Leporello is the first character we see at the beginning of the Opera. It is late at night and he is complaining, in a soft tone, that as Don Giovanni’s servant, he has to wait outside the houses and play guard to Don Giovanni, while he is seducing a woman. inside.

The role of Leporello is comic, yet  KRASSEN  played it “natural” specially when he reveals to love-starving  Donna Elvira (Lisa Chavez), a woman now abandoned by Don Giovanni, that he keeps a record of his  Master’s conquests written in a book,  and begins reading to her: 640 women in Italia, 231 women in Alemania and 1,003 in Spain. Adding that these women belong to different social classes, are of all colors, and while most of them are young, some are old. .  His expressive eyes and exaggerated hand gestures captivated the audience from that moment on, until the end of the performance.

Another excellent  acting/singing performance on that night was the one of Zerlina, played  by Mezzo-Soprano TANIA MANDZY. In the story, Zerlina is a shepherdess who is about to get married with Masetto, another shepherd (Played by baritone BRYAN JAMES MYER).
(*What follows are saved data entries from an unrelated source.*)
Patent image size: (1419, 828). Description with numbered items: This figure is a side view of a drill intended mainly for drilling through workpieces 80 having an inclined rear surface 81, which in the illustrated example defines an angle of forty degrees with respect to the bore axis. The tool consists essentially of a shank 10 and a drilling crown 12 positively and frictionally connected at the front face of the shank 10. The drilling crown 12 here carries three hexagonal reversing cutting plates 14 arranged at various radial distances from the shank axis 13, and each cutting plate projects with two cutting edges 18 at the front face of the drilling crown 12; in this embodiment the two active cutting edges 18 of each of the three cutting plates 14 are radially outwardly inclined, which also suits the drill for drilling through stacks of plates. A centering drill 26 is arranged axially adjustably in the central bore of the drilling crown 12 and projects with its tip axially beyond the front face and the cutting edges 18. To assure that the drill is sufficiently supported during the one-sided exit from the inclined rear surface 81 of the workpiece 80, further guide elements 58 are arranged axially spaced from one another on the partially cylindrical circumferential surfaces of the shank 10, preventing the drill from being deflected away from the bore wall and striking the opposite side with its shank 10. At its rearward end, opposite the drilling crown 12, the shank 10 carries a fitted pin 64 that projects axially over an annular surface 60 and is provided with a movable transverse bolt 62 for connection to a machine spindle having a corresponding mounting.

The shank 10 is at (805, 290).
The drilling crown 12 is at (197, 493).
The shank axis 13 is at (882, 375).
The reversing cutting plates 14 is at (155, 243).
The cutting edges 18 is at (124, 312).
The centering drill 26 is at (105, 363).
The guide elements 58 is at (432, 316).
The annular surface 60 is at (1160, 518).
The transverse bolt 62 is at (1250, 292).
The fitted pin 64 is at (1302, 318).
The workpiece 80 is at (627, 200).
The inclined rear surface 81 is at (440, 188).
She is young and beautiful so when don GIOVANNI meets her, he tries to seduce on her wedding day by tricking the young couple  to go to his house for “a wedding party” and asking Leporello, to keep Masetto away from them all night.

MANDZY was wonderful singing, in a flirtatious manner, her very sensual aria to Masetto, who has been beaten by Don Giovanni, asking him to forgive her and assuring him that don Giovanni, did not touch her on that night. As poor Mazzeto, lays on the street screaming in pain, she sits next to him, caresses his face and sings to him that she can cure him with the “secret potion” that she keeps inside her heart. The scene was charming. As Masetto, MYER sang well and his acting skills made his character look natural.
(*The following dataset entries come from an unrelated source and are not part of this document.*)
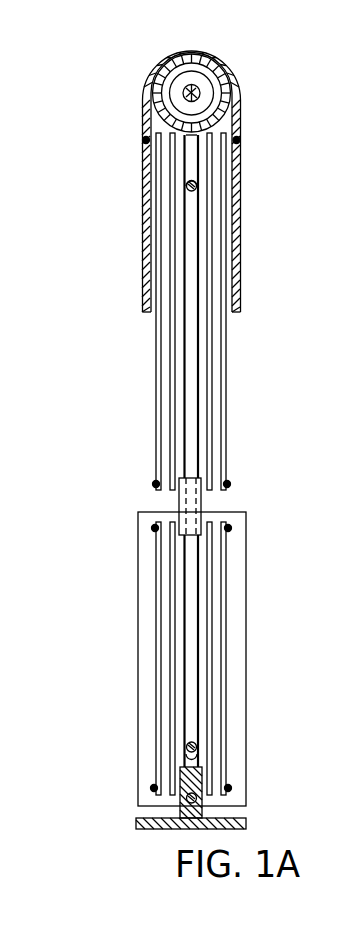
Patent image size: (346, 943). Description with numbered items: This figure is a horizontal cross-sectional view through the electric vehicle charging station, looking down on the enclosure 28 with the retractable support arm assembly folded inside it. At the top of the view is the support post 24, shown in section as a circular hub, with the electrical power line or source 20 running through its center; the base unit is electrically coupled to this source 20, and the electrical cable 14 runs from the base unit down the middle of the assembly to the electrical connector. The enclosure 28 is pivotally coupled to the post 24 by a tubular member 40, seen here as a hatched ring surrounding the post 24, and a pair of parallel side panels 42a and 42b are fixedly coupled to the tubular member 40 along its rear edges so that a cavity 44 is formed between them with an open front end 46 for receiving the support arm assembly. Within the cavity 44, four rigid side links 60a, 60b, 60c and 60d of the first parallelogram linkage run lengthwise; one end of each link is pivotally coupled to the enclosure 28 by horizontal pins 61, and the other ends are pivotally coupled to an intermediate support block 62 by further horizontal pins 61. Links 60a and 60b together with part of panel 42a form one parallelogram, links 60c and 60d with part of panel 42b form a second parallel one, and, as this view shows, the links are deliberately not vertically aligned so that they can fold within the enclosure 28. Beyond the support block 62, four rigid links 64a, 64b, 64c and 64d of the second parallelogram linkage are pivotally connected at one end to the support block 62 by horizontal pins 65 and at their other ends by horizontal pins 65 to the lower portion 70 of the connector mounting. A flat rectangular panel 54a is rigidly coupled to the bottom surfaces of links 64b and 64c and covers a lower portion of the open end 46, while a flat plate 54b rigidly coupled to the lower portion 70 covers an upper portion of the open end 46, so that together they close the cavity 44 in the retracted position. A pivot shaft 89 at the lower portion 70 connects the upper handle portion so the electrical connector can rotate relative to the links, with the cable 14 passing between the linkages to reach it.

The electrical cable 14 is at (199, 358).
The electrical power line or source 20 is at (198, 91).
The support post 24 is at (172, 78).
The enclosure 28 is at (190, 203).
The tubular member 40 is at (172, 62).
The side panel 42a is at (143, 215).
The side panel 42b is at (240, 215).
The cavity 44 is at (187, 158).
The open front end 46 is at (156, 320).
The panel 54a is at (247, 695).
The panel 54b is at (138, 823).
The rigid side link 60a is at (156, 400).
The rigid side link 60b is at (170, 432).
The rigid side link 60c is at (212, 403).
The rigid side link 60d is at (226, 432).
The horizontal pin 61 is at (143, 140).
The intermediate support block 62 is at (179, 500).
The rigid link 64a is at (156, 575).
The rigid link 64b is at (170, 612).
The rigid link 64c is at (212, 590).
The rigid link 64d is at (226, 628).
The horizontal pin 65 is at (152, 528).
The lower portion 70 is at (180, 810).
The pivot shaft 89 is at (202, 810).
As Donna Elvira, the abandoned ex-lover of don Giovanni, still tormented and still in love with him,  Mezzo-Soprano LISA CHAVEZ, was unable to master the acting in her role. CHAVEZ has a beautiful-sounding tessitura, and  her technical interpretation of  Mozart’s melodies was perfect,  but the Mezzo Soprano was unable to represent the different emotions of Donna Elvira: her torture, her despair, her passion, her rage. She played them all with the same facial expression.

The role of Donna Elvira in the ópera is a dramatic role. To master it, requires good acting, even exaggerated acting, at times, to make the audience wonder if the woman is really “crazy” as Don Giovanni claims. CHAVEZ' Donna Elvira was subdue. She needed more emotion, more pasion.

                        Mezzo-Soprano Lisa Chavez as Donna
                                           Mezzo-Soprano Lisa Chavez as Donna Elvira

As Don Octavio Tenor MARC SCHREINER sang well, maybe too softly at times. Yet, as a lover, his solo arias, in which he reveals his great love for Donna Anna, needed passion. His duets with Donna Anna, however, sounded lovely and were well harmonized.

SCHREINER  acting of his character,  was weak. His demeanor through the play could not convince the audience, that he could help Donna Anna revenge her father’s death. As an actor, what  SCHREINER needed on that night was more vitality.
                                         
                           Tenor MARC SCHREINER and sopran JENNIFER FORNI 
                                Tenor MARC SCHREINER and soprano JENNIFER FORNI
 
The deep full tone of Bass SILAS ELASH made  him a powerful Commedatore. His role was short, but allowed him to have a brief sword duel with don Giovanni that look realistic.

The ending in this version of  MOZART’s Don Giovanni, disappointed some of us in the audience who were waiting to see the lapping flames of Hell on the stage. But the production, directed by DANIEL J. WITZKE was professional. The audience like it. It gave it a long standing ovation.